17 abril, 2009

Um velho conservador

A figura de António Sousa Homem é, de longe, a que mais me diverte dentre todas as figuras divertidas que a blogosfera nos proporciona. Segundo consta, acaba de completar seus oitenta e nove anos e habita calmamente o 'eremitério' de Moledo, no coração do Minho. É visitado por irmãos e sobrinhos e, por opção bem calculada, já não pode compreendê-los tão bem. O interlocutor usual de Sousa Homem são a própria memória e as sombras que daí retira: o velho doutor Homem, seu pai; seu avô; Tio Alberto; Tia Benedita. Maria Luisa, uma sobrinha, de vez em quando aparece como que para atestar a transitoriedade dos tempos.

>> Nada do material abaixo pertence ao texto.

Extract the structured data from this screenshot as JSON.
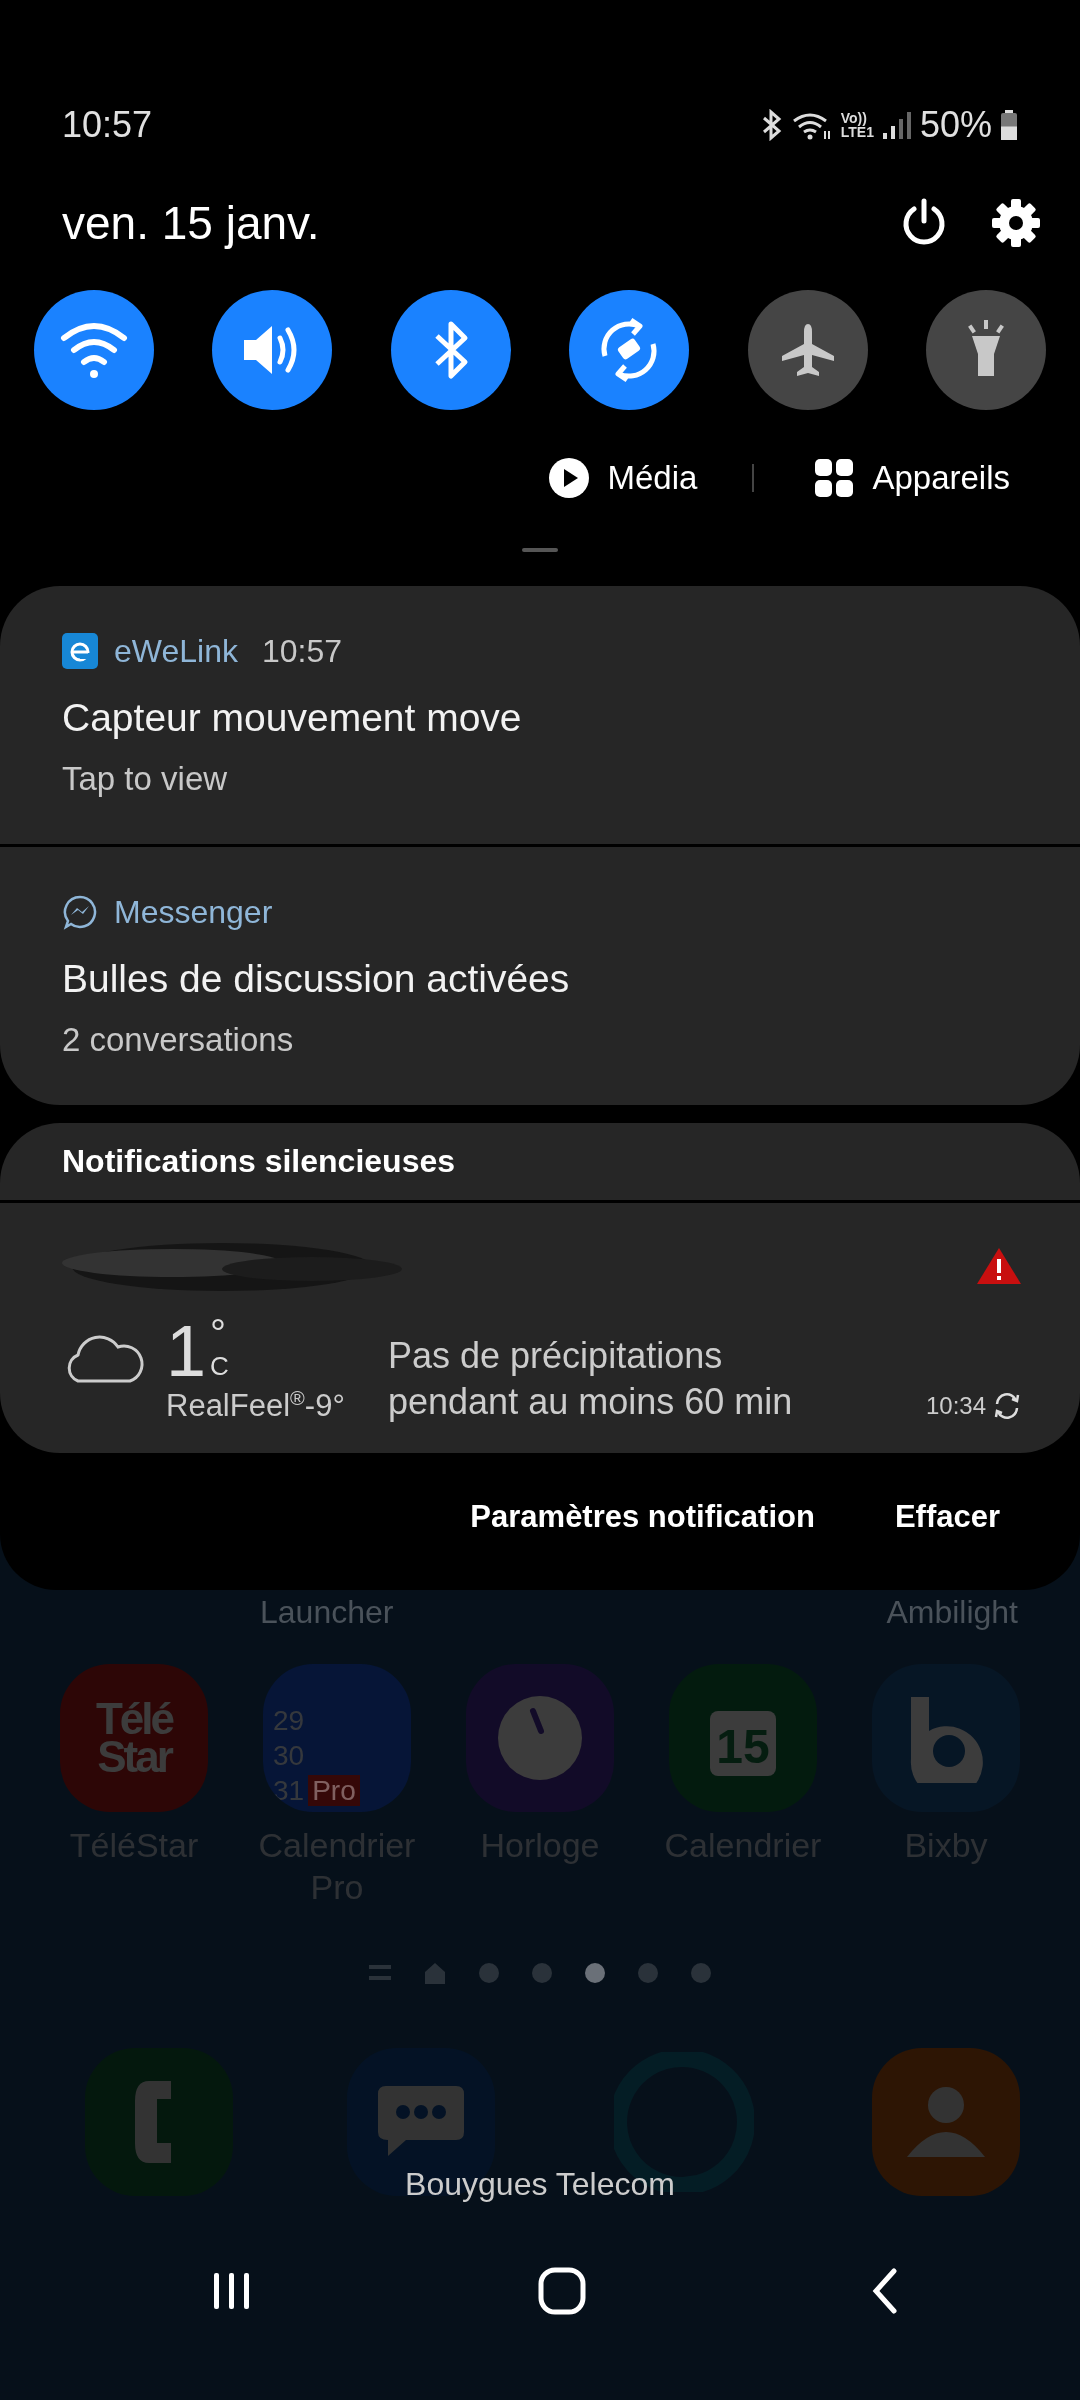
{
  "status_bar": {
    "time": "10:57",
    "network": "Vo))",
    "network_sub": "LTE1",
    "battery": "50%"
  },
  "header": {
    "date": "ven. 15 janv."
  },
  "toggles": [
    {
      "kind": "wifi",
      "on": true
    },
    {
      "kind": "sound",
      "on": true
    },
    {
      "kind": "bluetooth",
      "on": true
    },
    {
      "kind": "rotate",
      "on": true
    },
    {
      "kind": "airplane",
      "on": false
    },
    {
      "kind": "flashlight",
      "on": false
    }
  ],
  "panel_links": [
    {
      "kind": "media",
      "label": "Média"
    },
    {
      "kind": "devices",
      "label": "Appareils"
    }
  ],
  "notifications": [
    {
      "kind": "ewelink",
      "app": "eWeLink",
      "time": "10:57",
      "title": "Capteur mouvement move",
      "text": "Tap to view"
    },
    {
      "kind": "messenger",
      "app": "Messenger",
      "title": "Bulles de discussion activées",
      "text": "2 conversations"
    }
  ],
  "silent": {
    "title": "Notifications silencieuses",
    "weather": {
      "temp": "1",
      "deg": "°",
      "unit": "C",
      "realfeel": "RealFeel$^{®}$-9°",
      "forecast": "Pas de précipitations pendant au moins 60 min",
      "updated": "10:34"
    }
  },
  "actions": [
    "Paramètres notification",
    "Effacer"
  ],
  "home": {
    "top_labels": [
      "Launcher",
      "Ambilight"
    ],
    "apps": [
      {
        "kind": "telestar",
        "label": "TéléStar",
        "icon_text": [
          "Télé",
          "Star"
        ]
      },
      {
        "kind": "calpro",
        "label": "Calendrier Pro",
        "icon_text": [
          "29",
          "30",
          "31",
          "Pro"
        ]
      },
      {
        "kind": "clock",
        "label": "Horloge"
      },
      {
        "kind": "calendar",
        "label": "Calendrier",
        "icon_text": [
          "15"
        ]
      },
      {
        "kind": "bixby",
        "label": "Bixby"
      }
    ],
    "pages": [
      {
        "kind": "menu",
        "selected": false
      },
      {
        "kind": "home",
        "selected": false
      },
      {
        "kind": "dot",
        "selected": false
      },
      {
        "kind": "dot",
        "selected": false
      },
      {
        "kind": "dot",
        "selected": true
      },
      {
        "kind": "dot",
        "selected": false
      },
      {
        "kind": "dot",
        "selected": false
      }
    ],
    "dock": [
      {
        "kind": "phone"
      },
      {
        "kind": "messages"
      },
      {
        "kind": "alexa"
      },
      {
        "kind": "contacts"
      }
    ],
    "carrier": "Bouygues Telecom"
  }
}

Sousa Homem é um resignado ('conheço esses caminhos por razões médicas, tentando aliviar os pulmões e despertar neles o desejo de continuarem a respirar'), e isso já seria suficiente pra fazer muita gente franzir o sobrolho. De fato,
Desiludi uns e diverti outros. Expliquei aos meus sobrinhos que não, que nunca tive uma adolescência revolucionária e barbuda. Há cinquenta anos eu esperava da vida o que ainda hoje acho decente esperar-se: um perfume de mimosas numa estrada do Minho. Era um conservador e sou um conservador, um hibisco que muda de folha na altura certa e que aceita a dádiva da fortuna e da metereologia.
Desiludiram-se os sobrinhos, 'que preferiam ver-me como um velho anarquista que tivesse passado o melhor tempo da sua juventude colocando bombas à porta de bancos, ou assaltando a tradição da família para que me declarasse democrata e republicano'. Desiludiram-se as irmãs, que não viram as paixões do irmão mais velho, também elas transitórias, concretizarem-se em matrimônio. Mas restaram os livros, e os contemporâneos que já partiram.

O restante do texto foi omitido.